Die Partei, die Partei, die ist immer schlecht

Jetzt in Parteien engagieren? Auf Corbyn, Sanders, Mélenchon, #aufstehen, Podemos, … Illusionen setzen!

Alle Jahre wieder wird sie entdeckt: die Partei oder die prominente Person, in die alle Fortschrittlichen ihre Hoffnungen setzen. Mit der alles besser wird. Die Linke an die Macht! Go Schulz! Manche Hoffnungen tragen einige Jahre, andere nur wenige Monate. Meist hören sie auf, wenn die Macht dann wirklich erreicht ist. Aber woher kommen diese Hoffnungen? Warum sind sie so resistent gegen Argumente und Geschichte? Warum werden sie notwendig enttäuscht? Und wieso liegt das alles selten an Dienstwagen und Verrat?

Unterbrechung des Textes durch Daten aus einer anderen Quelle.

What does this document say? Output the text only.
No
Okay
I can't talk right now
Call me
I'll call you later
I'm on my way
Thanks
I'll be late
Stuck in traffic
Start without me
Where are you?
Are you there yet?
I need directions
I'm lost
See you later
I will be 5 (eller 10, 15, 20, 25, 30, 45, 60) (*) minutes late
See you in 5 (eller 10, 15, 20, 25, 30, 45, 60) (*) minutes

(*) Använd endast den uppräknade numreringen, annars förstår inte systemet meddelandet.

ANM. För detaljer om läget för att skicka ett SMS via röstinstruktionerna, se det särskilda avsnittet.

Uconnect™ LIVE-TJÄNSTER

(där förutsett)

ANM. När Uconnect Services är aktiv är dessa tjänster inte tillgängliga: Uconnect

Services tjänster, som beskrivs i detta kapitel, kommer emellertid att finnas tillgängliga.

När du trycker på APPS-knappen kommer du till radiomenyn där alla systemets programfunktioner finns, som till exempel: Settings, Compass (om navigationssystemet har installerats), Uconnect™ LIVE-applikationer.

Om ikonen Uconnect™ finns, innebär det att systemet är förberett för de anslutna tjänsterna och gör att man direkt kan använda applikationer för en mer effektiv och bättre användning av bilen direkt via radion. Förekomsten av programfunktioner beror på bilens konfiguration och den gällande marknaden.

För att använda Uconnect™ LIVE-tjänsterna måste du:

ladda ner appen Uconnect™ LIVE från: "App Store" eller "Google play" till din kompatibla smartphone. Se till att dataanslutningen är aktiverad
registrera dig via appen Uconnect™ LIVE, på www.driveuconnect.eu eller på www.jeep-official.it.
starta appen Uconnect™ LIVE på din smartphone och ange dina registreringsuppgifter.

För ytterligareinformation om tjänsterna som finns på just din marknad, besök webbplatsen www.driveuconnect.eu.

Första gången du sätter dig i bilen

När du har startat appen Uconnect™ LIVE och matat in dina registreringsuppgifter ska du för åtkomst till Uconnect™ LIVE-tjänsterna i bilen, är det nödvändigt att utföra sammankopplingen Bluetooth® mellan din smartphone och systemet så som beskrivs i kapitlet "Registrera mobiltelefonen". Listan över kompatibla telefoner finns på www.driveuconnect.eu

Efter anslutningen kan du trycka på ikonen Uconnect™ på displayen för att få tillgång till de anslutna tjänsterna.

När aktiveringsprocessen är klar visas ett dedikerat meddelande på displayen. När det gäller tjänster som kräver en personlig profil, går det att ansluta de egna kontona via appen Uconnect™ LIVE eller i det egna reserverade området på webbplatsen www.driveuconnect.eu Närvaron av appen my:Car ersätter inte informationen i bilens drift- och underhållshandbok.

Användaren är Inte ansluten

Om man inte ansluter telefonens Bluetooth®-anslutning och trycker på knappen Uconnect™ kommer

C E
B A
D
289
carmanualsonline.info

Erst einmal eine Einschränkung: Auch Viele aus der SaZ-Redaktion gehen manchmal wählen; versuchen das Schlimmste zu verhindern, indem sie beim Austauschsemester in den USA bei der Bernie Sanders-Kampagne mitarbeiten. Und sicherlich ist es gut, wenn in Spanien Podemos und in Griechenland nicht die Nazis von der Goldenen Morgenröte erfolgreich sind. Doch das Wichtige ist, dass das Daumendrücken für Parteien nicht mit Illusionen einhergeht. Denn es ist eben kein Zufall, dass die härtesten Sozialkürzungen in Deutschland unter Rot-Grün von 1998 bis 2005 geschahen oder in Griechenland unter der „linken“ Syriza. Das ist nicht immer notwendig so, auch rechte Regierungen sorgen für Verarmung. Aber wenn sie das tun, sind die Kräfteverhältnisse andere und die linken Parteien werden versuchen, sich an die Spitze der sozialen Bewegungen dagegenzusetzen. Die „Reformen“ werden so schwieriger umzusetzen oder können scheitern. Doch wenn „linke“ Regierungen den „Standort fit machen“, also die Löhne senken oder Hartz IV schaffen, integrieren sie leichter den Protest dagegen: Die Gewerkschaften halten brav still und viele denken sich, wird schon notwendig sein. Sie sind so besonders geeignet, Bevölkerungen auf ein noch härteres Leben vorzubereiten.

Verrat fährt mit

Die häufigste Erklärung, warum das geschieht, ist aber davon grundverschieden und hört auf den Namen: Fancy Dienstwagen. Arbeiterführer (noch selten -führerinnen) würden irgendwann ihre Wurzeln verraten, weil ihnen das Leben der Reichen gefällt und der Dienstwagen so praktisch ist. Sie würden bestochen und verraten dann die Linken. Das ist aber völliger Bullshit. Sicherlich ist Luxus toll und verändert auch Menschen. Aber das ist doch nicht einfach Verrat. Sondern auch wenn manche in linken Regierungen mehr Sozialhilfe und weniger Armut wollen und in der Lehmhütte neben dem Regierungsgebäude wohnen würden, klopft immer der „systemische Rahmen“ an: Wer eine Nationalökonomie organisiert, also gute Investionsbedingungen für das Kapital anbieten will, damit die Steuereinnahmen sprudeln, wird notwendig genau das machen: Standort organisieren. Also die Arbeitskosten niedrig halten, alle schön zur Arbeit zwingen, nach dem „richtigen“ Maß der Zerstörung der Umwelt suchen. Dafür sorgen, dass mehr Unternehmen sagen: In dem Land lässt sich‘s fein ausbeuten!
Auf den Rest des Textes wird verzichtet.